The first hub in Cosmos is Cosmos Hub, a Proof-of-Stake blockchain on top of Tendermint.

There are two tokens in Cosmos Hub as gas:

  • Atom is the coin to control Cosmos Hub;
  • Photon coin is used to move tokens in the network, as well as to pay commissions.

For example, two DApps in two different zones can interact with each other. To do this, IBC messages are sent to the Cosmos Hub, which writes the interaction. Messages are sent through Cosmos Hub, and each Zone also records the results of their interaction on their own blockchains. Thus, there is evidence of this activity in three separate blockchains.Because of this ability of blockchains to interact with each other, Cosmos is called "The Internet of Blockchains."

What is Cosmos SDK?

The Cosmos SDK (Cosmos Software Development Kit) is a platform and toolkit for programmers to facilitate code writing. In other words, it is a modular framework for developing blockchain networks. The Cosmos SDK system uses the default Tendermint Core consensus protocol, but there are several different pre-built modules to use. Using the Cosmos SDK greatly simplifies the process and offers all the standards you would expect when creating a blockchain. 

It is highly customizable with plug-ins, so users can develop new features and functionality. With the Cosmos SDK, both public Proof of Stake blockchains and Proof of Authority blockchains can be created. 

What is ATOM?

ATOM is Cosmos' own coin, which is used in three main instances:

  1. Users must pay for their transactions with ATOM, in proportion to the computing power required.
  2. The ATOM is also used to participate in the Cosmos Hub management system. The more ATOM you have, the more say you have in decisions about the platform.
  3. The coin is staked behind the validators to get a reward for participating in the consensus algorithm.

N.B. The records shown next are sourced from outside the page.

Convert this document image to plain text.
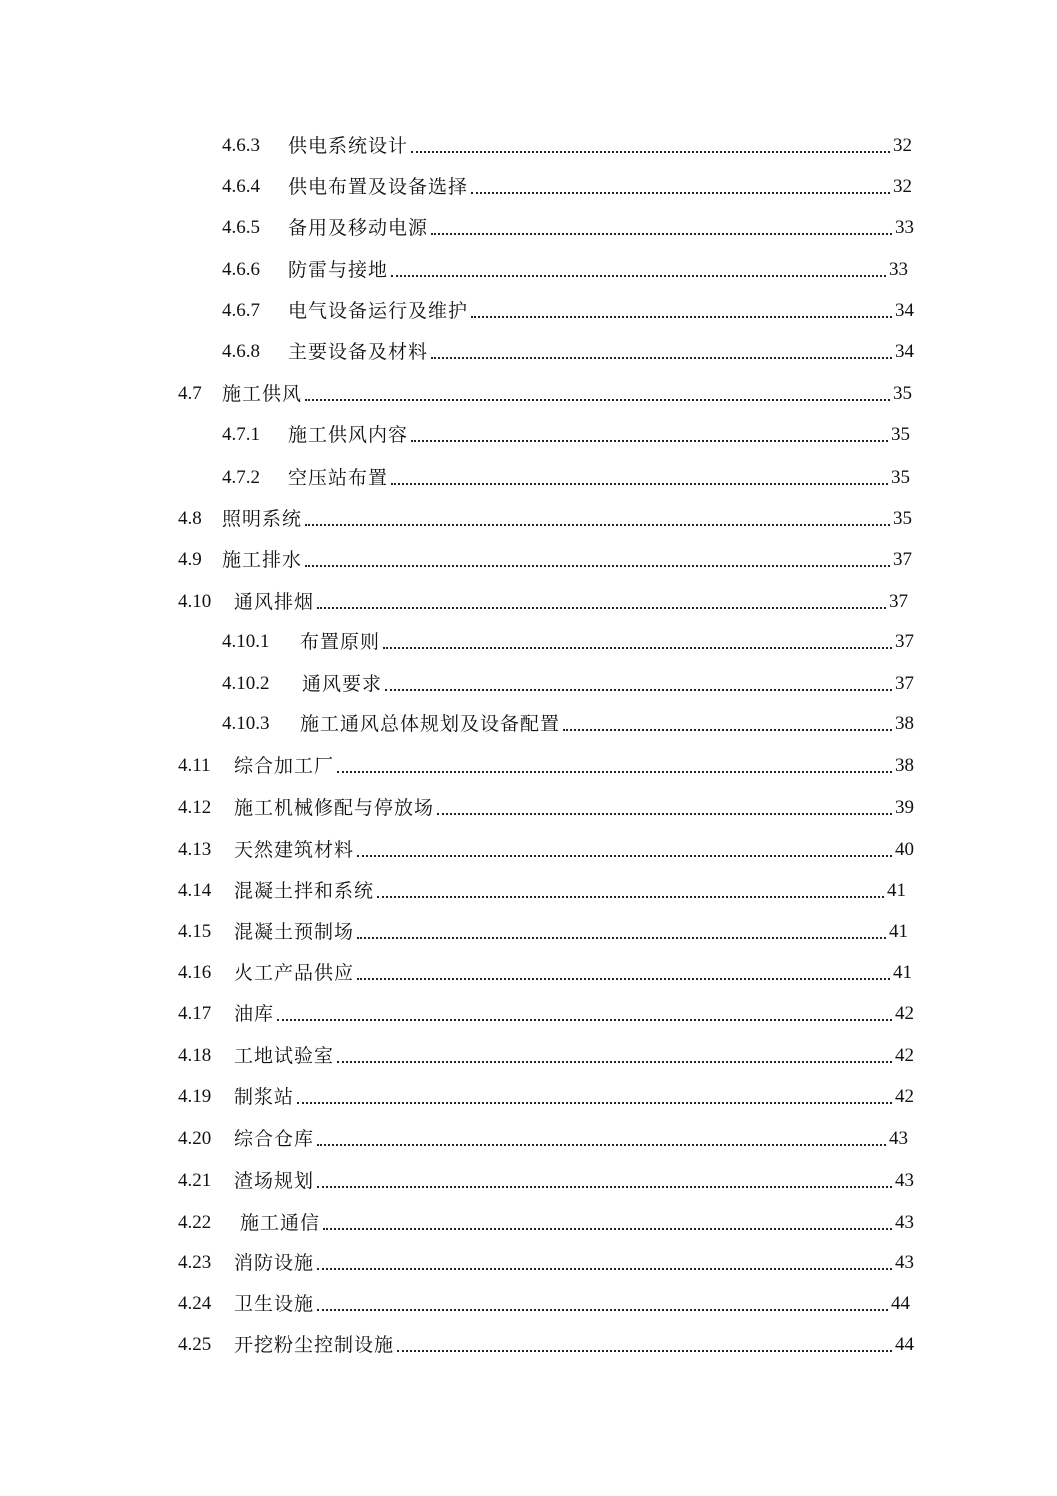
4.6.3	供电系统设计	32
4.6.4	供电布置及设备选择	32
4.6.5	备用及移动电源	33
4.6.6	防雷与接地	33
4.6.7	电气设备运行及维护	34
4.6.8	主要设备及材料	34
4.7	施工供风	35
4.7.1	施工供风内容	35
4.7.2	空压站布置	35
4.8	照明系统	35
4.9	施工排水	37
4.10	通风排烟	37
4.10.1	布置原则	37
4.10.2	通风要求	37
4.10.3	施工通风总体规划及设备配置	38
4.11	综合加工厂	38
4.12	施工机械修配与停放场	39
4.13	天然建筑材料	40
4.14	混凝土拌和系统	41
4.15	混凝土预制场	41
4.16	火工产品供应	41
4.17	油库	42
4.18	工地试验室	42
4.19	制浆站	42
4.20	综合仓库	43
4.21	渣场规划	43
4.22	施工通信	43
4.23	消防设施	43
4.24	卫生设施	44
4.25	开挖粉尘控制设施	44
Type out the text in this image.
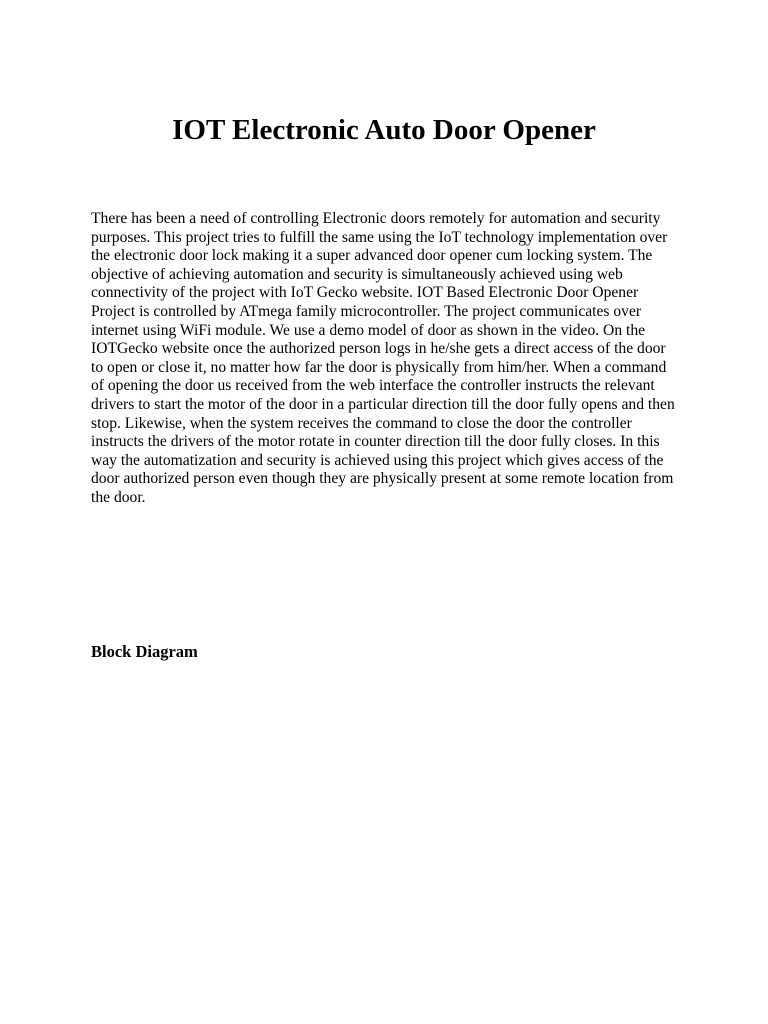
IOT Electronic Auto Door Opener

There has been a need of controlling Electronic doors remotely for automation and security purposes. This project tries to fulfill the same using the IoT technology implementation over the electronic door lock making it a super advanced door opener cum locking system. The objective of achieving automation and security is simultaneously achieved using web connectivity of the project with IoT Gecko website. IOT Based Electronic Door Opener Project is controlled by ATmega family microcontroller. The project communicates over internet using WiFi module. We use a demo model of door as shown in the video. On the IOTGecko website once the authorized person logs in he/she gets a direct access of the door to open or close it, no matter how far the door is physically from him/her. When a command of opening the door us received from the web interface the controller instructs the relevant drivers to start the motor of the door in a particular direction till the door fully opens and then stop. Likewise, when the system receives the command to close the door the controller instructs the drivers of the motor rotate in counter direction till the door fully closes. In this way the automatization and security is achieved using this project which gives access of the door authorized person even though they are physically present at some remote location from the door.

Block Diagram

ATOM was distributed through an initial coin offering (ICO) and it has no supply limit, which makes it an inflationary coin. This is because Tendermint Core rewards stackers with newly minted ATOM. The inflation rate is adjusted in real time based on the amount of the rate and the number of stackers.

Closing thoughts

Cosmos, which positions itself as the Internet of Blockchains, is a decentralized network of independent but interoperable blockchains that can exchange information and tokens among themselves without permission. Tendermint (BFT) and the Cosmos SDK are still strong tools used in blockchain creation nowadays.